United Kingdom Special Forces (UKSF) are looking to expand their already considerable remit. The proposed expansion, first reported by the BBC’s Mark Urban, revolves around operations in the nebulous ‘grey zone’ where proxy forces directed by state actors merge with cyber and information operations.
The proposal, named the ‘Special Operations Concept’, would see UKSF deployed on ‘grey zone’ missions around the world, working unilaterally or with local partner forces in a covert capacity to counter aggression from state actors such as Russia or China. This future focus will be far lesser on ‘kinetic’ direct action operations and far more on intelligence gathering, unconventional warfare and information ops.

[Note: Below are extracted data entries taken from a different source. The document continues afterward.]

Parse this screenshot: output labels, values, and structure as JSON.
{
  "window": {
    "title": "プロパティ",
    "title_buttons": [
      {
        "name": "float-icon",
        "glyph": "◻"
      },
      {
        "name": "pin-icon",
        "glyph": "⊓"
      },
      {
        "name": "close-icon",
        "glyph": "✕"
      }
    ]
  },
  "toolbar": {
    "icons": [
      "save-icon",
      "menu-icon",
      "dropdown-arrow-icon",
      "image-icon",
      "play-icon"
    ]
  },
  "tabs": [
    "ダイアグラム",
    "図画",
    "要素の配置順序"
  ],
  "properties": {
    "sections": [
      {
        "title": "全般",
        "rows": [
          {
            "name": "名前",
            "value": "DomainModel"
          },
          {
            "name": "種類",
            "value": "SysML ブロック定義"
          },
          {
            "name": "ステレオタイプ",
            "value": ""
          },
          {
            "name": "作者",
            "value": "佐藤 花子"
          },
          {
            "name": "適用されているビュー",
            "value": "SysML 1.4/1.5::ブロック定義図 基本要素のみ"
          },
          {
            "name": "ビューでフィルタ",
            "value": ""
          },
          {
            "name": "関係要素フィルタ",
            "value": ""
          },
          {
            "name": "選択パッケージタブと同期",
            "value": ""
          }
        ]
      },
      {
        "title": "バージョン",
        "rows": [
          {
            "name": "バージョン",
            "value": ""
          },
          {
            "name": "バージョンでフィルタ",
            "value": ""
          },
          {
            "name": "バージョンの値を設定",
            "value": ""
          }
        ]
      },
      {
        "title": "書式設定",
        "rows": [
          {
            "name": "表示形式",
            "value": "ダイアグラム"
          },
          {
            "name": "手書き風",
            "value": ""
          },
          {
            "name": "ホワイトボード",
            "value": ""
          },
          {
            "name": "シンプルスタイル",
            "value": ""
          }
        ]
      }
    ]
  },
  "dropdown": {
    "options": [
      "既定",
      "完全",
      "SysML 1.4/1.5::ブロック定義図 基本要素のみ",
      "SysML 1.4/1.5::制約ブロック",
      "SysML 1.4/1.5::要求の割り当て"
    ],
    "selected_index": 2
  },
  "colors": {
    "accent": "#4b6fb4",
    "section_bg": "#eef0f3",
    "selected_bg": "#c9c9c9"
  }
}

Formed in 2005, the UK’s Special Reconnaissance Regiment (SRR) are uniquely placed to benefit from the expanded role. The SRR already conducts covert missions in support of national objectives with their specialists already trained in language and human terrain skills. The attached 267 (SRR) Signal Squadron will also be of vital importance providing technical capabilities to meet enemy activities in the electronic and cyber spheres.
Critics note that with the downturn in UKSF operations caused by the drawdown in Afghanistan and the defeat of the Islamic State as a neo-state entity, UKSF are keen to redefine their role beyond counter-terrorism and conventional warfighting. They argue that with an increasingly bleak budgetary outlook from UK Ministry of Defense, the move may effectively insulate UKSF from cuts.
The United States is taking the threat seriously, now termed ‘the Great Power Competition’ and forming part of the US National Defense Strategy. Military Timesreported earlier this year that US Special Operations Command (SOCOM) are gearing up for the new role with SOF seen as a key enabler in supporting allied and neutral states in proxy conflicts. The head of SOCOM acknowledged; “This strategy acknowledges the re-emergence of great power competition in a global security environment [along] with continuing threats from globally-networked violent extremist organizations, but also a rogue state.”